This deserves critical reflection, though not because it redeems Refugia (spoiler: it doesn’t). Second, a key point about Cohen and Van Hear’s project that those earlier critiques did notaddress is its use of fiction as a means of rethinking refugee protection-that is, its literary imagination. First, at some risk of flogging a dead horse, the book-length problems merit an essay-length critique, lest any of those policymakers, practitioners, or activists be tempted to lend Refugia more credence than it warrants. But it’s worth returning to this longer version of the argument, for two reasons.

Quite the opposite: it builds the dream palace of technical fixes to even loftier heights, while the gaps in its foundations yawn ever wider. None of these issues is resolved in the book-length version of the argument.
#Making a dystopia in venture towns how to
Lutz noted that the plan ignored differences between refugees (who may include perpetrators as well as victims of persecution), said nothing about how Refugia’s people would reach agreement on how to achieve a ‘just’ society, and left unanswered the question of the economic system it would adopt.
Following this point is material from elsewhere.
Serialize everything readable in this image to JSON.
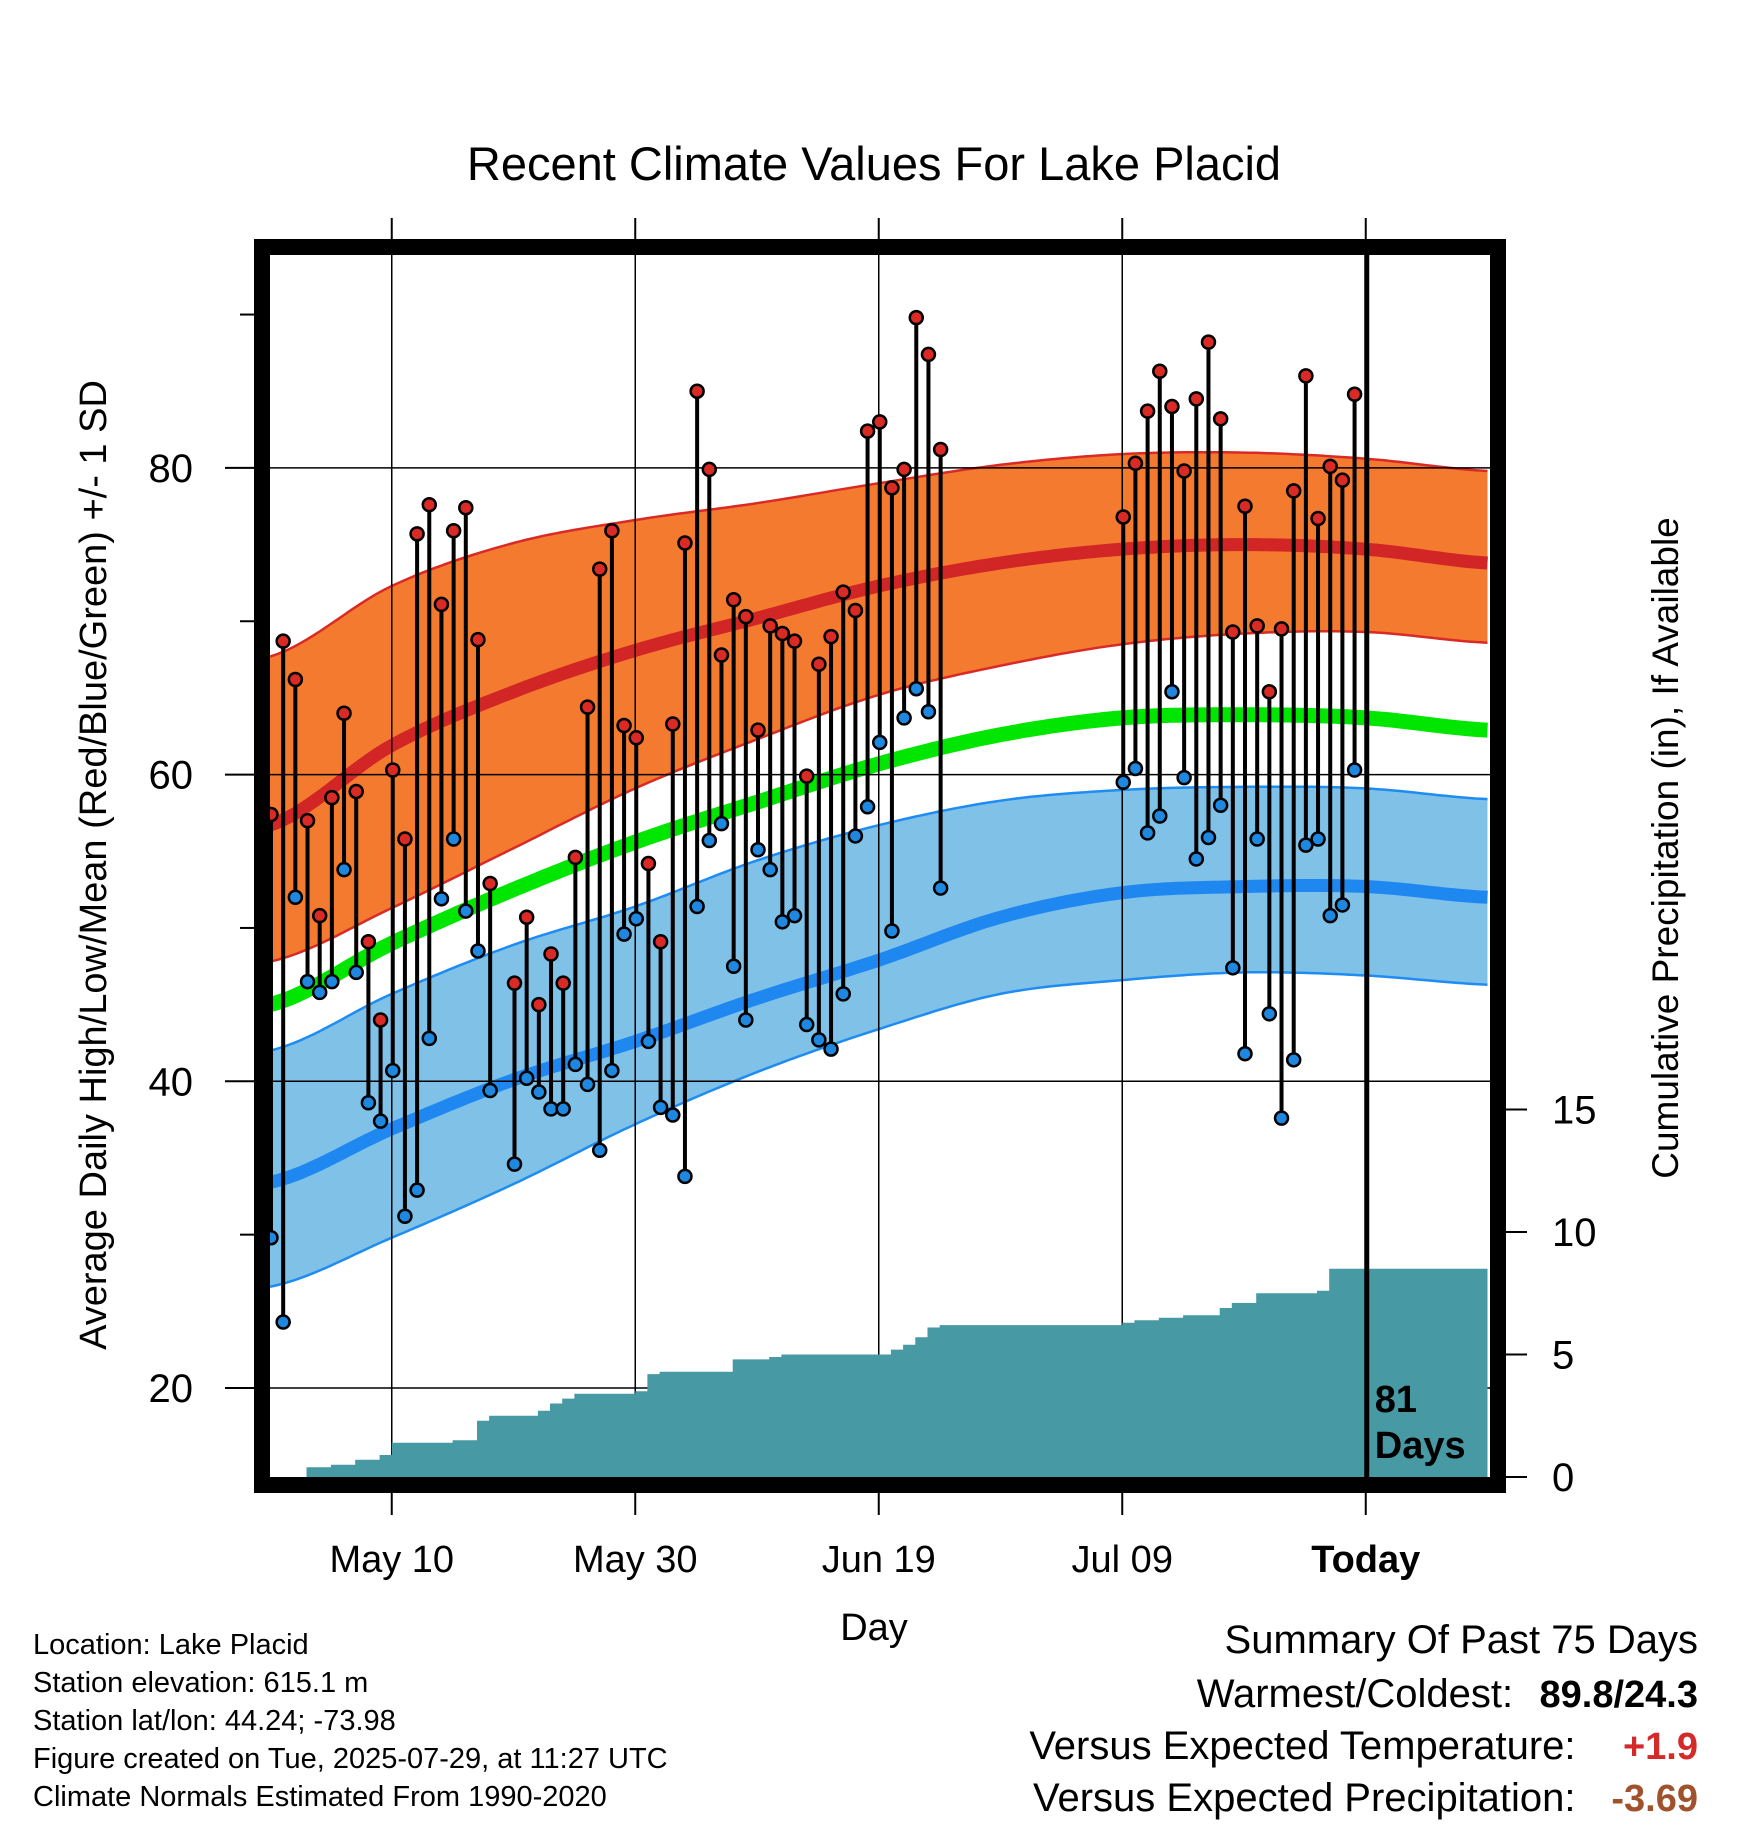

Barbelet and Bennett observed that the idea ‘imagines a solution where refugees survive but do not thrive’, proposing a technical fix that does not address refugees’ structural economic, legal, and social precarity. An earlier version was the subject of a round table in the inaugural issue of Migration & Society: Advances in Research, where Van Hear presented the idea in outline, with critical responses from Véronique Barbelet and Christine Bennett at the Humanitarian Policy Group and Helma Lutz of Goethe University Frankfurt (Van Hear et al. The project was familiar to researchers and practitioners in the field long before the book came out: the authors presented their ideas widely, in person and in writing.
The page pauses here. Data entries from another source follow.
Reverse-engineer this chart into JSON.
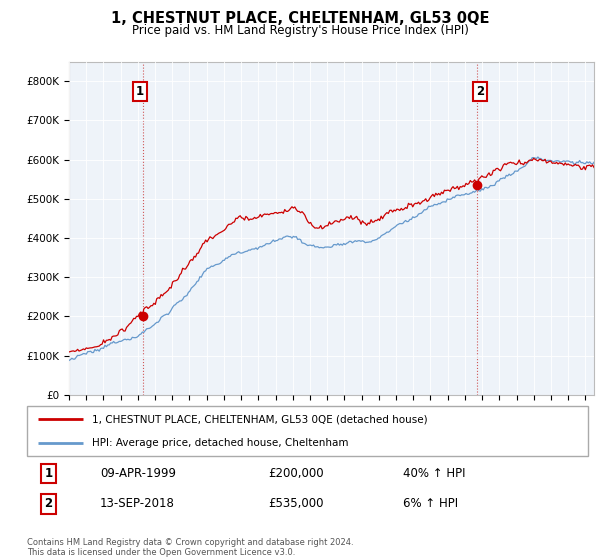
{
  "title": "1, CHESTNUT PLACE, CHELTENHAM, GL53 0QE",
  "subtitle": "Price paid vs. HM Land Registry's House Price Index (HPI)",
  "legend_label_red": "1, CHESTNUT PLACE, CHELTENHAM, GL53 0QE (detached house)",
  "legend_label_blue": "HPI: Average price, detached house, Cheltenham",
  "annotation1_label": "1",
  "annotation1_date": "09-APR-1999",
  "annotation1_price": "£200,000",
  "annotation1_hpi": "40% ↑ HPI",
  "annotation2_label": "2",
  "annotation2_date": "13-SEP-2018",
  "annotation2_price": "£535,000",
  "annotation2_hpi": "6% ↑ HPI",
  "footer": "Contains HM Land Registry data © Crown copyright and database right 2024.\nThis data is licensed under the Open Government Licence v3.0.",
  "red_color": "#cc0000",
  "blue_color": "#6699cc",
  "ylim": [
    0,
    850000
  ],
  "yticks": [
    0,
    100000,
    200000,
    300000,
    400000,
    500000,
    600000,
    700000,
    800000
  ],
  "ytick_labels": [
    "£0",
    "£100K",
    "£200K",
    "£300K",
    "£400K",
    "£500K",
    "£600K",
    "£700K",
    "£800K"
  ],
  "sale1_x": 1999.27,
  "sale1_y": 200000,
  "sale2_x": 2018.71,
  "sale2_y": 535000,
  "vline1_x": 1999.27,
  "vline2_x": 2018.71,
  "xlim_start": 1995.0,
  "xlim_end": 2025.5
}
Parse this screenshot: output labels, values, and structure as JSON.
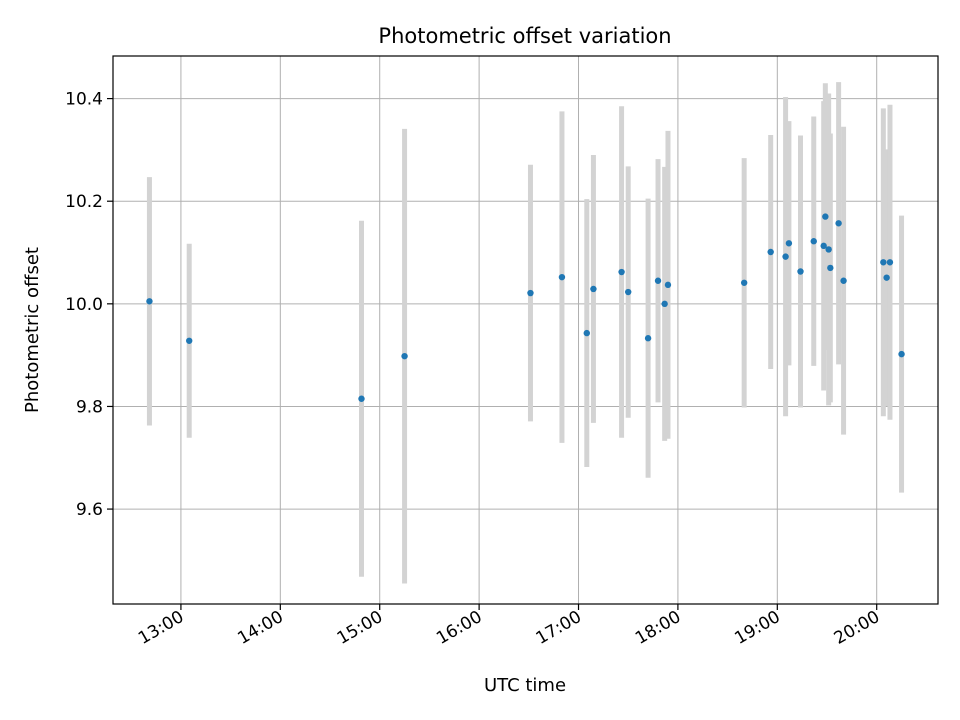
{
  "chart_data": {
    "type": "scatter",
    "title": "Photometric offset variation",
    "xlabel": "UTC time",
    "ylabel": "Photometric offset",
    "x_axis_kind": "time (hours UTC)",
    "xlim": [
      "12:19",
      "20:37"
    ],
    "ylim": [
      9.415,
      10.483
    ],
    "grid": true,
    "x_ticks": [
      "13:00",
      "14:00",
      "15:00",
      "16:00",
      "17:00",
      "18:00",
      "19:00",
      "20:00"
    ],
    "y_ticks": [
      9.6,
      9.8,
      10.0,
      10.2,
      10.4
    ],
    "y_tick_labels": [
      "9.6",
      "9.8",
      "10.0",
      "10.2",
      "10.4"
    ],
    "point_color": "#1f77b4",
    "errorbar_color": "#d3d3d3",
    "points": [
      {
        "x": "12:41",
        "y": 10.005,
        "yerr": 0.242
      },
      {
        "x": "13:05",
        "y": 9.928,
        "yerr": 0.189
      },
      {
        "x": "14:49",
        "y": 9.815,
        "yerr": 0.347
      },
      {
        "x": "15:15",
        "y": 9.898,
        "yerr": 0.443
      },
      {
        "x": "16:31",
        "y": 10.021,
        "yerr": 0.25
      },
      {
        "x": "16:50",
        "y": 10.052,
        "yerr": 0.323
      },
      {
        "x": "17:05",
        "y": 9.943,
        "yerr": 0.261
      },
      {
        "x": "17:09",
        "y": 10.029,
        "yerr": 0.261
      },
      {
        "x": "17:26",
        "y": 10.062,
        "yerr": 0.323
      },
      {
        "x": "17:30",
        "y": 10.023,
        "yerr": 0.245
      },
      {
        "x": "17:42",
        "y": 9.933,
        "yerr": 0.272
      },
      {
        "x": "17:48",
        "y": 10.045,
        "yerr": 0.237
      },
      {
        "x": "17:52",
        "y": 10.0,
        "yerr": 0.267
      },
      {
        "x": "17:54",
        "y": 10.037,
        "yerr": 0.3
      },
      {
        "x": "18:40",
        "y": 10.041,
        "yerr": 0.243
      },
      {
        "x": "18:56",
        "y": 10.101,
        "yerr": 0.228
      },
      {
        "x": "19:05",
        "y": 10.092,
        "yerr": 0.311
      },
      {
        "x": "19:07",
        "y": 10.118,
        "yerr": 0.238
      },
      {
        "x": "19:14",
        "y": 10.063,
        "yerr": 0.265
      },
      {
        "x": "19:22",
        "y": 10.122,
        "yerr": 0.243
      },
      {
        "x": "19:28",
        "y": 10.113,
        "yerr": 0.282
      },
      {
        "x": "19:29",
        "y": 10.17,
        "yerr": 0.26
      },
      {
        "x": "19:31",
        "y": 10.106,
        "yerr": 0.304
      },
      {
        "x": "19:32",
        "y": 10.07,
        "yerr": 0.262
      },
      {
        "x": "19:37",
        "y": 10.157,
        "yerr": 0.275
      },
      {
        "x": "19:40",
        "y": 10.045,
        "yerr": 0.3
      },
      {
        "x": "20:04",
        "y": 10.081,
        "yerr": 0.3
      },
      {
        "x": "20:06",
        "y": 10.051,
        "yerr": 0.25
      },
      {
        "x": "20:08",
        "y": 10.081,
        "yerr": 0.307
      },
      {
        "x": "20:15",
        "y": 9.902,
        "yerr": 0.27
      }
    ]
  }
}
This is not so much a proposal to reform or replace the current refugee regime as an effort to imagine a better world that, they hope, might be within our reach-in as little as a decade, if only refugees will grasp it for us. How can this situation be resolved? Cohen and Van Hear engage in utopian thinking to produce a ‘social science fiction’ in which a transnational global polity of refugees, wrought by the efforts of refugees themselves, emerges. Like these other books, Refugia starts with the now standard claim that record numbers of people are being displaced, of whom a shrinking proportion can hope to find a ‘durable solution’ while an overstretched refugee system keeps the rest in humanitarian limbo. Alexander Aleinikoff and Leah Zamore’s The Arc of Protection: punchy little books of about 150 pages, designed to be read and digested quickly by policymakers, humanitarian practitioners, and activists. Robin Cohen and Nick Van Hear’s Refugia falls somewhere in the middle, like T. The past few years have seen a flurry of proposals to reform the international refugee regime, ranging in scale and complexity from a tweet-Egyptian telecoms billionaire Naguib Sawiris’s offer to buy a Mediterranean island from Greece or Italy and put refugees there-to full-length books like Alexander Betts and Paul Collier’s Refuge,which proposed to dismantle the entire rights-based regime built around the 1951 refugee convention (White 2019). Refugia: Radical Solutions to Mass Displacement. Front cover of Cohen and Van Hear, Refugia.